In Event[0] Kaizen threatens you into helping him destroy the Singularity Drive powering the ship, as it’s a danger to humanity, which sounded fishy as hell to me. To get there you need to open the way to the bridge and you do so in the most circuitous way possible, including an “accident” that dumps you into the void of space for a few minutes.

Event[0]
Absolutely love the decor!
Sadly, once I cleared the game with the easiest choice I’ve ever made, the ending info-dump revealed just how contrived the premise of the game is, as it ties all events together as one giant political conspiracy, which left me scratching my head and saying, quite loudly: “what?”

Sometimes simple stories are better, guys. Adding complexity to the plot during the ending will backfire almost every time.

Event[0]
Uh-oh…
There are only a couple of voice actors in Event[0] and they’re generally good. The music though takes the prize, with some amazing 80s synth-tunes that reminded me of the great sci-fi films of the era. There’s also a main theme song, which you hear over the course of the game in fragments. It isn’t until you heart it during the ending that you realise that all the songs had been the same one.
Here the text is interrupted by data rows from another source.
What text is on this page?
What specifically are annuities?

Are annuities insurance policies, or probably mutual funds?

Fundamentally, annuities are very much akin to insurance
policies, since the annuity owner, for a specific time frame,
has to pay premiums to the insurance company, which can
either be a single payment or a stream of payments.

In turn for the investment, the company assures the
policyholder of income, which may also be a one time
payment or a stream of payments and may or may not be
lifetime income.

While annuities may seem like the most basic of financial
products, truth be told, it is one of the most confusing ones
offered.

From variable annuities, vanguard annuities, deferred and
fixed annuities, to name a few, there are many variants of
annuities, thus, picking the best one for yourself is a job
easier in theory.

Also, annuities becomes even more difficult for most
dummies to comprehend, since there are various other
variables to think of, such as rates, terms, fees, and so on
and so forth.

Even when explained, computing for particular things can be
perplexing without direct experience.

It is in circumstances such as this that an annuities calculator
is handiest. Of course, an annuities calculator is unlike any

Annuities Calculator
To go along with it are the beautiful aesthetics on the ship. The rooms look straight out of a late 70s or early 80s catalogue, particularly in the use of colours and shapes. It’s great how these old-school designs marry the high-tech rooms to create something that feels timeless. I saw most 80s films living rooms and bedrooms in the game. Not only that, but the TVs play videos in Betamax tape quality and the computers are big and clunky.

Conclusion

Event[0] has an interesting premise and nails the 80s sci-fi aesthetics magnificently. Sadly the storytelling is lacking and what little characterisation there is in the character Kaizen just makes it a predictable AI villain.